Aug. 2 (Bloomberg) -- Indonesia’s economy grew less than 6 percent last quarter for the first time since 2010, adding to risks for the Southeast Asian nation as investments ease, inflation accelerates and the currency slumps.
Gross domestic product increased 5.81 percent in the three months ended June 30 from a year earlier, the Central Bureau of Statistics said in Jakarta today. That compares with a revised 6.03 percent pace for the first quarter and the median estimate of 5.9 percent in a Bloomberg News survey of 19 economists.
Indonesia is contending with easing growth at a time when higher fuel costs spurred the fastest inflation in more than four years and the rupiah trades near the weakest level since 2009. The central bank raised interest rates at the past two meetings in an effort to temper prices and reduce capital outflows, actions that may hurt domestic spending and compound the slowdown in Southeast Asia’s largest economy.
“I expect the weakness to reflect a further downturn in investment, which is likely to spread to a downturn in consumer spending in time, given the subsidized fuel price hike and interest-rate rises,” said Robert Prior-Wandesforde, an economist at Credit Suisse Group AG in Singapore. “While most expect GDP growth to pick up during 2014, we expect it to slow to an average of 5.3 percent.”
The rupiah was little changed at 10,285 per dollar as of 5.10 p.m. in Jakarta today, according to prices from local banks compiled by Bloomberg. It has dropped more than 6 percent this year, and led emerging-market currency declines in July, data compiled by Bloomberg showed.
Ten-year bonds headed for the best week in a more than a year. The yield on the notes due in 2023 fell 34 basis points, or 0.34 percentage point, from a week ago to 7.62 percent as of 11:35 a.m. in Jakarta, the biggest drop since January 2012, data from the Inter Dealer Market Association show.
Indonesia’s GDP increased 2.61 percent last quarter from the previous three months, when it expanded a revised 1.42 percent. That compared with the 2.75 percent median estimate in a Bloomberg survey. The Statistics Department didn’t say if there are revisions to growth beyond the first quarter. The economy grew 5.92 percent in the first half, it said.
Indonesia must take proper measures so that growth will not be far off the government’s target, President Susilo Bambang Yudhoyono said in Jakarta after the data, without giving details. Finance Minister Chatib Basri said it would be difficult to meet a 2013 target of 6.3 percent, and the government needs to speed up its spending in an effort to keep expansion at above 6 percent.
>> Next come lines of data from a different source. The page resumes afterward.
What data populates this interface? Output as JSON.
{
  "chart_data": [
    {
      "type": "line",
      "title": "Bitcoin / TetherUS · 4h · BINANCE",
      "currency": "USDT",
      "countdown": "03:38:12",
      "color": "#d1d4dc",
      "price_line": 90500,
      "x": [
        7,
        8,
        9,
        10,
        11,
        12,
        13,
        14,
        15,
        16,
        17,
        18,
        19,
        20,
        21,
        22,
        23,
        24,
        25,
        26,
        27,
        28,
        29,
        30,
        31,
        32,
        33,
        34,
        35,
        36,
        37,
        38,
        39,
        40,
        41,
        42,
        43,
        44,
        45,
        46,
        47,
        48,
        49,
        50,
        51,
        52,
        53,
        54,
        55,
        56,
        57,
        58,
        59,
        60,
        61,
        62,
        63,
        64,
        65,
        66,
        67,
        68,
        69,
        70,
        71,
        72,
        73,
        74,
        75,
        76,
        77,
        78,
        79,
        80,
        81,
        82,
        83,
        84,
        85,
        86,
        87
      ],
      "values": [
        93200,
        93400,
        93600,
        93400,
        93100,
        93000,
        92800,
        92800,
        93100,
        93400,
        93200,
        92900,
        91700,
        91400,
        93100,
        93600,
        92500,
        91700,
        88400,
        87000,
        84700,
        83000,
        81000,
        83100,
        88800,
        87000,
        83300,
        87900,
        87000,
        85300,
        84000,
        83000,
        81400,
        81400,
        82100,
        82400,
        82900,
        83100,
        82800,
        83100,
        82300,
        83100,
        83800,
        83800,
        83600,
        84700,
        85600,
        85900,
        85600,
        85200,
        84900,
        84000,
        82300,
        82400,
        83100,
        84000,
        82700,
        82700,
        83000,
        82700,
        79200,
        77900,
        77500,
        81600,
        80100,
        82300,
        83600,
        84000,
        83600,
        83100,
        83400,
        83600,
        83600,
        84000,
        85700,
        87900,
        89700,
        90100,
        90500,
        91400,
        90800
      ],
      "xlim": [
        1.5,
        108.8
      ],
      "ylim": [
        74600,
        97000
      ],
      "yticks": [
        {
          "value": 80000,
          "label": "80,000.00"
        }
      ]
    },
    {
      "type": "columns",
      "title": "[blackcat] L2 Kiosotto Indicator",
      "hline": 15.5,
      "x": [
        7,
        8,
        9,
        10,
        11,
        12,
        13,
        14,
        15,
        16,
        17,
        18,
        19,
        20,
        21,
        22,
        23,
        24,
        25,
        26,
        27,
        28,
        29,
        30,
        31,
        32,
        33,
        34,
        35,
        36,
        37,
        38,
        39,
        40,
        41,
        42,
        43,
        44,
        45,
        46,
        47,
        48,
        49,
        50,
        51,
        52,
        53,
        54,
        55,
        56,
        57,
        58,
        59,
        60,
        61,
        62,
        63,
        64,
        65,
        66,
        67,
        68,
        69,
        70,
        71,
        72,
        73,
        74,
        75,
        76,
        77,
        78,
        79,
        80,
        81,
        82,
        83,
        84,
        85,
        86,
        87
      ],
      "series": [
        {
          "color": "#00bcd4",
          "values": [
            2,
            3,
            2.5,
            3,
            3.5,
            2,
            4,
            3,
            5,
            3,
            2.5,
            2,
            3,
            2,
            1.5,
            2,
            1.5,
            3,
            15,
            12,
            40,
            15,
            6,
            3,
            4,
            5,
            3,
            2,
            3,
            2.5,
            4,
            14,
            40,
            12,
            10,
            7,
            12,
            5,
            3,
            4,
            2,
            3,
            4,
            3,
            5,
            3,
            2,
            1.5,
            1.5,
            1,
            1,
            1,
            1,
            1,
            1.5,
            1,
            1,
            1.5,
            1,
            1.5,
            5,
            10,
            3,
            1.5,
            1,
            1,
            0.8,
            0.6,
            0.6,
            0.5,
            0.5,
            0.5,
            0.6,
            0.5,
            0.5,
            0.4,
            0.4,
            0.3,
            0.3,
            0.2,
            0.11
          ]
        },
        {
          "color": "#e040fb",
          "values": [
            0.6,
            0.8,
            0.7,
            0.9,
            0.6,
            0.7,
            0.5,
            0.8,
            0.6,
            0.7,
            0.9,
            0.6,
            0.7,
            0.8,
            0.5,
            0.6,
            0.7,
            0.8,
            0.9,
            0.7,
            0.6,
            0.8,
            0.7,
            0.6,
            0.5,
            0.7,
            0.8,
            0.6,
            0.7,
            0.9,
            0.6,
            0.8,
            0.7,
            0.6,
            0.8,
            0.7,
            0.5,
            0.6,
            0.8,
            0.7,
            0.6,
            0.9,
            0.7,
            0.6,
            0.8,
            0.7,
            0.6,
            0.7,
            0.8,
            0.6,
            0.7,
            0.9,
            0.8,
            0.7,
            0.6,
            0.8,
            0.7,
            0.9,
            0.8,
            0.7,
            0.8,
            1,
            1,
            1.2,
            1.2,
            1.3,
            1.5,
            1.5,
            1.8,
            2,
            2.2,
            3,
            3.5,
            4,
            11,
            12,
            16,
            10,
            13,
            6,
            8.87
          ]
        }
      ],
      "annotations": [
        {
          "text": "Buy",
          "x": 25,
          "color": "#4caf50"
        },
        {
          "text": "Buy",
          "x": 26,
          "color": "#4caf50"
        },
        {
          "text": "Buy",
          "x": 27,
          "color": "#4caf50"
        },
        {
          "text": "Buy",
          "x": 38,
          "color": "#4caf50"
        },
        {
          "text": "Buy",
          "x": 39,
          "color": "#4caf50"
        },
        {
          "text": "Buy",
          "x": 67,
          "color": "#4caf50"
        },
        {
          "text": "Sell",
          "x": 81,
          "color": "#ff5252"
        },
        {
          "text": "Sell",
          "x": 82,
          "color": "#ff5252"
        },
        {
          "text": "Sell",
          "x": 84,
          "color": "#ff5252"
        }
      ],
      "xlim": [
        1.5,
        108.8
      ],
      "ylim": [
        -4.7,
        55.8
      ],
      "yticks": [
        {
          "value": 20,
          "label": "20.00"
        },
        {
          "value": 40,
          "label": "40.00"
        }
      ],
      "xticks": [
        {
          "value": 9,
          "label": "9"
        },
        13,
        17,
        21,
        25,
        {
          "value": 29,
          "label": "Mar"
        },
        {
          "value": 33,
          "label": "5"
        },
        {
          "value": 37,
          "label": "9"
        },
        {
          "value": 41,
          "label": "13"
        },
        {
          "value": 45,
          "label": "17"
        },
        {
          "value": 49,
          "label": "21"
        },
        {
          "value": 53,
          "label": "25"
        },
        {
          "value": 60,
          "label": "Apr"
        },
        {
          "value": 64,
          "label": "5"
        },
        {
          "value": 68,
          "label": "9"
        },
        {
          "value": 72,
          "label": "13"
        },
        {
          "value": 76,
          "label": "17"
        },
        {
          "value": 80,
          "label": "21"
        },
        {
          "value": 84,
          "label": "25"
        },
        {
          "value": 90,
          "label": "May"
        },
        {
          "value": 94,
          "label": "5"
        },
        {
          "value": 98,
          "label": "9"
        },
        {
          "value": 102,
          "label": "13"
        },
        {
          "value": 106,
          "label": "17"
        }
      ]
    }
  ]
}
Government spending increased 2.13 percent last quarter from a year earlier, after rising 0.42 percent in the first three months of 2013, the statistics office said. Household consumption grew 5.06 percent last quarter, after climbing 5.17 percent in the first quarter. Investment growth eased to 4.67 percent, from 5.78 percent.
Bank Indonesia raised its benchmark rate by a combined 75 basis points in June and July to bolster the weakening currency and ease inflation pressures after the government increased fuel prices. Consumer prices rose 8.61 percent in July from a year earlier, after a 5.9 percent gain in June, the Statistics Bureau said yesterday.
Bank Indonesia is surprised to see the inflation rate so high, and price-gains this year may be above 8 percent, exceeding the government’s estimate, central bank Governor Agus Martowardojo said today. The monetary authority will respond with a policy mix, Martowardojo said, without giving details.
“In order to restrain price pressures and to ease external funding concerns, the monetary-tightening stance is likely to be maintained over the coming months as Bank Indonesia prioritizes economic stability over economic growth,” said Eugene Leow, an economist at DBS Group Holdings Ltd. in Singapore. “The pace of GDP growth in the second half is likely to be muted by Indonesia’s standards, averaging 6 percent year-on-year.”
The central bank sees expansion this year at the lower end of its forecast range of 5.8 percent to 6.2 percent, from a previous estimate of as much as 6.6 percent, Deputy Governor Perry Warjiyo told reporters today. Monetary policy will focus on stabilizing inflation and the currency, and keeping the current-account deficit at manageable levels, he said.
When the central bank is confident these targets are achievable, it will move toward supporting growth, Warjiyo said.
The World Bank cut its forecast for Indonesian growth in 2013 to 5.9 percent from a previous estimate of 6.2 percent as expansion in China slows. China’s gross domestic product rose 7.5 percent in April-to-June from a year earlier, down from 7.7 percent in the first quarter, extending the longest streak of sub-8 percent expansion in at least two decades.
Foreign direct investment into Indonesia rose 18.9 percent last quarter from a year earlier, the smallest gain since 2010, government data showed last month. Domestic investment surged 59.1 percent in the same period.
Overseas shipments fell 4.5 percent in June, while imports dropped 6.8 percent, the statistics department said yesterday. The country is the biggest producer of palm oil, and its commodity exports include rubber, tin and cocoa.